Over the past two decades, baseball historians have turned their attention to the 125-plus-year history of baseball’s minor leagues, especially those of higher classifications. The low minors, leagues with now-defunct classifications of D, C, and B and populated by teams primarily located in small towns across America, has largely been ignored until recently. Akin’s study offers a refreshing look at one of those circuits, the Middle Atlantic League (MAL), which was once considered the toughest Class C league and sent an inordinate number of players to the majors.

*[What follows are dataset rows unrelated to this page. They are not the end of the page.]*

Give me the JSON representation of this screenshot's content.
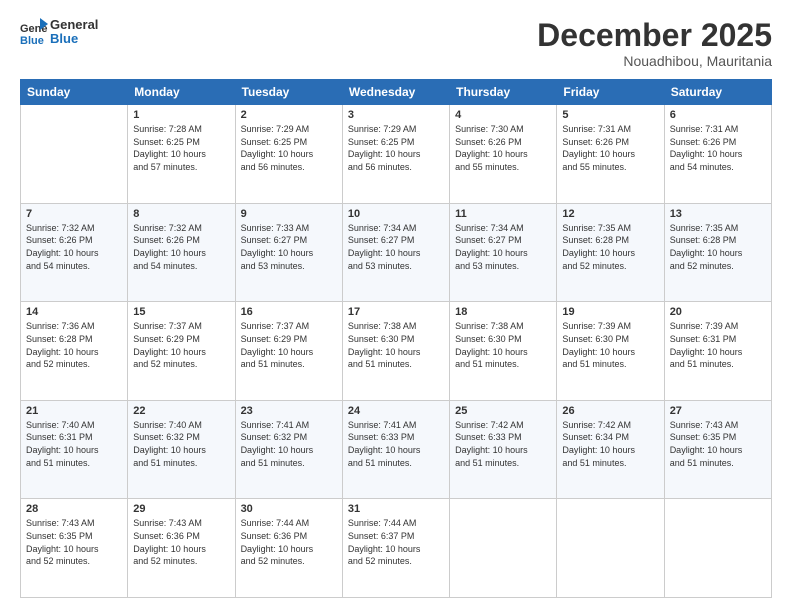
{
  "logo": {
    "line1": "General",
    "line2": "Blue"
  },
  "title": "December 2025",
  "location": "Nouadhibou, Mauritania",
  "header_days": [
    "Sunday",
    "Monday",
    "Tuesday",
    "Wednesday",
    "Thursday",
    "Friday",
    "Saturday"
  ],
  "weeks": [
    [
      {
        "day": "",
        "content": ""
      },
      {
        "day": "1",
        "content": "Sunrise: 7:28 AM\nSunset: 6:25 PM\nDaylight: 10 hours\nand 57 minutes."
      },
      {
        "day": "2",
        "content": "Sunrise: 7:29 AM\nSunset: 6:25 PM\nDaylight: 10 hours\nand 56 minutes."
      },
      {
        "day": "3",
        "content": "Sunrise: 7:29 AM\nSunset: 6:25 PM\nDaylight: 10 hours\nand 56 minutes."
      },
      {
        "day": "4",
        "content": "Sunrise: 7:30 AM\nSunset: 6:26 PM\nDaylight: 10 hours\nand 55 minutes."
      },
      {
        "day": "5",
        "content": "Sunrise: 7:31 AM\nSunset: 6:26 PM\nDaylight: 10 hours\nand 55 minutes."
      },
      {
        "day": "6",
        "content": "Sunrise: 7:31 AM\nSunset: 6:26 PM\nDaylight: 10 hours\nand 54 minutes."
      }
    ],
    [
      {
        "day": "7",
        "content": "Sunrise: 7:32 AM\nSunset: 6:26 PM\nDaylight: 10 hours\nand 54 minutes."
      },
      {
        "day": "8",
        "content": "Sunrise: 7:32 AM\nSunset: 6:26 PM\nDaylight: 10 hours\nand 54 minutes."
      },
      {
        "day": "9",
        "content": "Sunrise: 7:33 AM\nSunset: 6:27 PM\nDaylight: 10 hours\nand 53 minutes."
      },
      {
        "day": "10",
        "content": "Sunrise: 7:34 AM\nSunset: 6:27 PM\nDaylight: 10 hours\nand 53 minutes."
      },
      {
        "day": "11",
        "content": "Sunrise: 7:34 AM\nSunset: 6:27 PM\nDaylight: 10 hours\nand 53 minutes."
      },
      {
        "day": "12",
        "content": "Sunrise: 7:35 AM\nSunset: 6:28 PM\nDaylight: 10 hours\nand 52 minutes."
      },
      {
        "day": "13",
        "content": "Sunrise: 7:35 AM\nSunset: 6:28 PM\nDaylight: 10 hours\nand 52 minutes."
      }
    ],
    [
      {
        "day": "14",
        "content": "Sunrise: 7:36 AM\nSunset: 6:28 PM\nDaylight: 10 hours\nand 52 minutes."
      },
      {
        "day": "15",
        "content": "Sunrise: 7:37 AM\nSunset: 6:29 PM\nDaylight: 10 hours\nand 52 minutes."
      },
      {
        "day": "16",
        "content": "Sunrise: 7:37 AM\nSunset: 6:29 PM\nDaylight: 10 hours\nand 51 minutes."
      },
      {
        "day": "17",
        "content": "Sunrise: 7:38 AM\nSunset: 6:30 PM\nDaylight: 10 hours\nand 51 minutes."
      },
      {
        "day": "18",
        "content": "Sunrise: 7:38 AM\nSunset: 6:30 PM\nDaylight: 10 hours\nand 51 minutes."
      },
      {
        "day": "19",
        "content": "Sunrise: 7:39 AM\nSunset: 6:30 PM\nDaylight: 10 hours\nand 51 minutes."
      },
      {
        "day": "20",
        "content": "Sunrise: 7:39 AM\nSunset: 6:31 PM\nDaylight: 10 hours\nand 51 minutes."
      }
    ],
    [
      {
        "day": "21",
        "content": "Sunrise: 7:40 AM\nSunset: 6:31 PM\nDaylight: 10 hours\nand 51 minutes."
      },
      {
        "day": "22",
        "content": "Sunrise: 7:40 AM\nSunset: 6:32 PM\nDaylight: 10 hours\nand 51 minutes."
      },
      {
        "day": "23",
        "content": "Sunrise: 7:41 AM\nSunset: 6:32 PM\nDaylight: 10 hours\nand 51 minutes."
      },
      {
        "day": "24",
        "content": "Sunrise: 7:41 AM\nSunset: 6:33 PM\nDaylight: 10 hours\nand 51 minutes."
      },
      {
        "day": "25",
        "content": "Sunrise: 7:42 AM\nSunset: 6:33 PM\nDaylight: 10 hours\nand 51 minutes."
      },
      {
        "day": "26",
        "content": "Sunrise: 7:42 AM\nSunset: 6:34 PM\nDaylight: 10 hours\nand 51 minutes."
      },
      {
        "day": "27",
        "content": "Sunrise: 7:43 AM\nSunset: 6:35 PM\nDaylight: 10 hours\nand 51 minutes."
      }
    ],
    [
      {
        "day": "28",
        "content": "Sunrise: 7:43 AM\nSunset: 6:35 PM\nDaylight: 10 hours\nand 52 minutes."
      },
      {
        "day": "29",
        "content": "Sunrise: 7:43 AM\nSunset: 6:36 PM\nDaylight: 10 hours\nand 52 minutes."
      },
      {
        "day": "30",
        "content": "Sunrise: 7:44 AM\nSunset: 6:36 PM\nDaylight: 10 hours\nand 52 minutes."
      },
      {
        "day": "31",
        "content": "Sunrise: 7:44 AM\nSunset: 6:37 PM\nDaylight: 10 hours\nand 52 minutes."
      },
      {
        "day": "",
        "content": ""
      },
      {
        "day": "",
        "content": ""
      },
      {
        "day": "",
        "content": ""
      }
    ]
  ]
}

Lasting just over a quarter-century, the MAL reflected America’s evolving economic landscape from the mid-1920s to the early 1950s. Akin explains that the league developed from the informal semipro, coal field, and factory leagues that dotted the landscape in western Pennsylvania and on the borders with West Virginia and Maryland. Led by President Elmer Daily, the MAL flourished during the Great Depression at a time when the lower minors were fraught with economic instability that forced teams and leagues to disband, often in midseason. According to Akin, three factors contributed to the league’s success in the 1930s. The introduction of night baseball in 1930 increased the fan base by giving working folks an opportunity to see games. Teams established affiliations with major-league clubs as part of the rapidly developing farm system; no longer dependent on finding local [End Page 223] talent, MAL teams were infused with players signed by their parent clubs. And, finally, the league expanded from eight to twelve clubs by establishing teams in industrial cities in Ohio for additional revenue.

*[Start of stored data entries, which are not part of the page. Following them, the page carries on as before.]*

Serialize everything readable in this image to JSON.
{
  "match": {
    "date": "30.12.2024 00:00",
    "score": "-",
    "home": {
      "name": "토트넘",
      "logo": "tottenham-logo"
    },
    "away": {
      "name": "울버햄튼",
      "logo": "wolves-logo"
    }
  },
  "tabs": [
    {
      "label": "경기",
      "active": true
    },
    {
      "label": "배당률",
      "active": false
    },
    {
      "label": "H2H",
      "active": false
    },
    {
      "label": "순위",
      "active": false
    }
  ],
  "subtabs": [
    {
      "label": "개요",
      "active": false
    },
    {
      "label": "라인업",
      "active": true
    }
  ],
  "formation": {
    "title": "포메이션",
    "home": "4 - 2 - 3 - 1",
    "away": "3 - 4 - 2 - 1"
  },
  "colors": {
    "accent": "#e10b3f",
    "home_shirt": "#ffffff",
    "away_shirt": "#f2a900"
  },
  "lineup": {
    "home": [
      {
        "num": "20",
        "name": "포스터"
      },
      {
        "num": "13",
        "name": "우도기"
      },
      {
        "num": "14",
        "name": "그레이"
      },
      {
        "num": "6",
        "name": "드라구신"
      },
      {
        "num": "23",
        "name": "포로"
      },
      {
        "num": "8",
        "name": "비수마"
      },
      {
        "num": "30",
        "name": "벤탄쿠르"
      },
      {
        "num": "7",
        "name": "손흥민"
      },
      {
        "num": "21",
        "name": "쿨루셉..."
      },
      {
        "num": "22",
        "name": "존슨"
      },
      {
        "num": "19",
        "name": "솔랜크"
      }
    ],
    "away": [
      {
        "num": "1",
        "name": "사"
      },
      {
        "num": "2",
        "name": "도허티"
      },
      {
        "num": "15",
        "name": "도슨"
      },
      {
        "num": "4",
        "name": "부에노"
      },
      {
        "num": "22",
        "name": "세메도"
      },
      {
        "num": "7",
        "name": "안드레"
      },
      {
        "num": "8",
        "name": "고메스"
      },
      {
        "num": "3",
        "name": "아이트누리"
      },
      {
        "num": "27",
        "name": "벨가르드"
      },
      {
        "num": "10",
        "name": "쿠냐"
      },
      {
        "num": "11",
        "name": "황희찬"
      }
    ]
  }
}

The study is organized into five chapters that correspond to what Akin sees as distinct phases of the MAL. A sixth chapter is dedicated to the Class D Pennsylvania State League, which functioned as a coordinated pipeline to the MAL. Following “The Survival Years, 1925–1929,” the reader encounters the “‘Mad-Atlantic League’, 1929–1933,” when innovative and entrepreneurial club owners saved the league from the fate that so many teams and leagues experienced in the wake of economic collapse. The MAL of “The Glory Years, 1934–1939,” emerged from the Great Depression as a “showcase for future big leagues” (109). With financially sound clubs, the newly procured right to play ball on Sunday in Pennsylvania, and a populace anxious to escape at least temporarily its harsh realities, the league played full 120-plus-game schedules with no doubleheaders save for holidays in packed stadiums. The “War Years, 1940–1945” and “Postwar Years, 1946–1952” document the gradual collapse of the league. According to Akin, several factors led to its dissolution. After the war, the MAL retracted to its original footprint in the small cities of western Pennsylvania. But those once-vibrant towns were steadily decimated by economic and cultural shifts, as industry, coal, and mining moved south and west. While the number of minor leagues reached a high of fifty-nine in 1949, attendance across all leagues began to tumble precipitously as the advent of television and increased radio broadcasts of major league games shifted national focus from local minor-league teams to the sixteen major-league teams, all of which were located east of the Mississippi River, save for the two clubs in St. Louis. Akin also suggests that the baby boom, the rise of suburbia, and a less community-oriented society contributed to the demise of the league and, by extension, to the low minor leagues.

With encyclopedic knowledge of minor-league baseball, its personalities, players, and complexities, and a nuanced perception of the interconnectedness and interdependence of baseball, sport, and society, Akin has produced the most thorough study on the Mid-Atlantic League and set a standard for future examinations for other, mostly forgotten lower minor leagues.